No final do século XIX, quando a borracha explode, os grandes seringais estavam concentrados na região de floresta marajoara. Breves, Anajás e Melgaço despontaram como grandes produtores. Só em Melgaço havia mais de 40 barracões cadastrados. A cidade tornou-se vila com ares de espaço urbano organizado administrativamente, contando com prédio da intendência, delegacia, posto da capitania, igreja e outras instituições.

Em 1920, a vila entrou em declínio, juntamente com a borracha, mas também em função das relações político-partidárias que se constituíram na região. Em represália à oposição que sofria em Melgaço, Magalhães Barata a anexou a Breves durante um ano e oito meses. Depois, a vila passaria 30 anos sob domínio de Portel. Durante a 2ª Guerra, os moradores trocaram a vila pela exploração da borracha, deixando-a com aspecto de cidade-fantasma. Somente duas famílias continuariam lá residindo.

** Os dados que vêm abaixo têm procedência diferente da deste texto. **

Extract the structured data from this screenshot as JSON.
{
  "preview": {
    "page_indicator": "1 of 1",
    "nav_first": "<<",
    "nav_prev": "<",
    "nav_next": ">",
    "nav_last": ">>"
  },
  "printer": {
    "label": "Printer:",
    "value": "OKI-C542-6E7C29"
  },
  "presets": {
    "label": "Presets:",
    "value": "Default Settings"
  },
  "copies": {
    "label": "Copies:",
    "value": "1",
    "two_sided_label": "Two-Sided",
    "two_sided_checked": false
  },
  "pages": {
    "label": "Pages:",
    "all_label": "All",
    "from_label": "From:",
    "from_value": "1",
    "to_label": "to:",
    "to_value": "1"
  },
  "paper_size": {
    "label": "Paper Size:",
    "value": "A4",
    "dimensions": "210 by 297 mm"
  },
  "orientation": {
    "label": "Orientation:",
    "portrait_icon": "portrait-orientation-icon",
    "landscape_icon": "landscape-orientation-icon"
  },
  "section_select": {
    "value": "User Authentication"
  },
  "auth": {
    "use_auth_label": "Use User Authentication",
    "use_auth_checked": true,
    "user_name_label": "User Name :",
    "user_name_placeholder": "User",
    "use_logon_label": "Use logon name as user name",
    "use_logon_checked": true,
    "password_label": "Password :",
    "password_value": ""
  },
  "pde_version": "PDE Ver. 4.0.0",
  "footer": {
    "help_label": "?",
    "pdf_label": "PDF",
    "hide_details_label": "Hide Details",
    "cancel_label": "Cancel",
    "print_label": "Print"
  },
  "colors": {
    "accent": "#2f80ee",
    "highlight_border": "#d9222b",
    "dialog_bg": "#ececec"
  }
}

O repovoamento ocorreu quando a guerra chegou ao fim.

Em 1961, após intensa mobilização pela conquista da emancipação, a vila foi elevada à categoria de município. No imaginário popular, São Miguel, o padroeiro, assumiu papel de líder político na luta pela emancipação. Uma das histórias fantásticas narradas em Melgaço afirma que a imagem do santo suou em função do esforço que realizava para conseguir o objetivo. Vem da década de 1930, a história do santo que olhou para trás, representando a recusa em olhar os tempos difíceis que Melgaço teria pela frente.
Fonte: Beira do Rio Notícias (Jornal da Universidade Federal do Pará)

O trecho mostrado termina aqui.